R Colour — A Diamond Grade in the GIA Very-Light Range
R Colour — A Diamond Grade in the GIA Very-Light Range
The penultimate grade before the colourless-to-light scale gives way to fancy colour at Z
R is a colour grade in the GIA D-to-Z diamond colour scale, falling within the band designated very light (N through R). A diamond graded R shows a noticeable yellow or brown tint visible to the trained grader against a comparison stone, and is in most settings discernible face-up to a careful observer without specialist training. The grade sits one position before S in the descending scale, and four positions above the boundary at which colour ceases to be a defect and is reclassified as fancy colour.
Position in the GIA scale
The GIA D-to-Z scale describes the absence of colour in a near-colourless or yellow-to-brown diamond. D is colourless; the alphabet runs descending through E, F (colourless), G, H, I, J (near-colourless), K, L, M (faint), N through R (very light), and S through Z (light). At Z the conventional scale terminates and any further saturation reclassifies the stone as fancy light yellow or fancy yellow under the separate fancy-colour grading system. The system was developed by Richard Liddicoat and colleagues at GIA in the early 1950s and has been the dominant international standard for diamond colour grading ever since.
R falls in the lower part of the very-light band. A trained grader using master stones in standard daylight-equivalent illumination will identify the R tint as distinctly more saturated than the higher very-light grades, and the colour is generally visible face-up in stones above approximately half a carat. Grading is done table-down against a calibrated set of master diamonds in a colour-neutral viewing environment; the grader compares the unknown stone to the masters and assigns the grade closest in saturation.
Setting and trade context
R-colour diamonds are uncommon in fine jewellery retail. Where they do appear, they are typically set in yellow or rose gold to minimise the perceived contrast between metal and stone — a colourless mounting in white gold or platinum exaggerates the body colour, while warm-toned mountings absorb it visually. The price differential between near-colourless grades and R is significant: a one-carat R-colour stone in commercial qualities trades at a fraction of the price of an equivalent G or H, with the relationship steepening at larger sizes.

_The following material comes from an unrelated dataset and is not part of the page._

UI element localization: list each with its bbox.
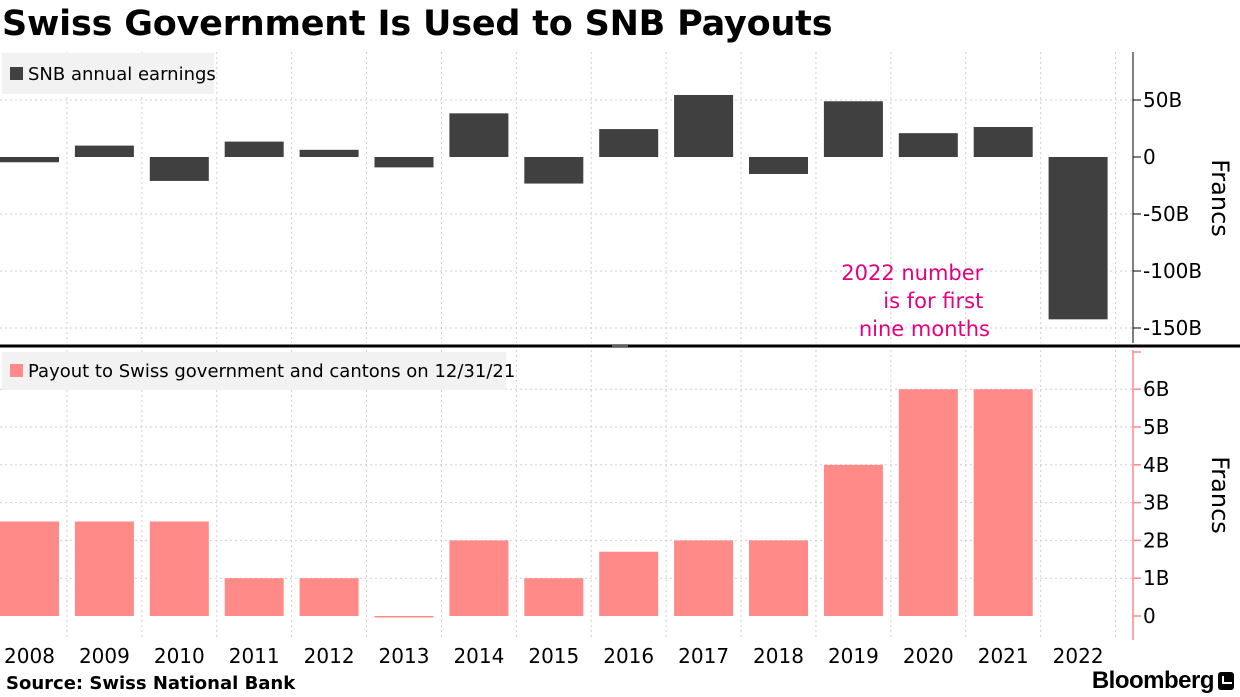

The R grade is more commonly encountered in old-cut stones from antique jewellery, where colour was historically less prioritised than cutting quality, than in modern commercial production where lower-colour rough is increasingly steered toward fancy-colour treatment programmes or industrial use. R-colour rough may also be subjected to high-pressure high-temperature (HPHT) treatment to remove brown tint and produce stones grading several positions higher; the treatment is permanent but must be disclosed under standard trade terms.
Distinguishing R from adjacent grades
R is bordered above by Q and below by S. The visual differences between adjacent grades are subtle and not reliably distinguishable by the unaided eye in mounted stones, even for experienced graders working without master comparison stones. For this reason, point-grading — the practice of writing a colour grade as a fractional offset from a letter — is not part of GIA practice; the laboratory issues a single-letter grade and does not differentiate within the band.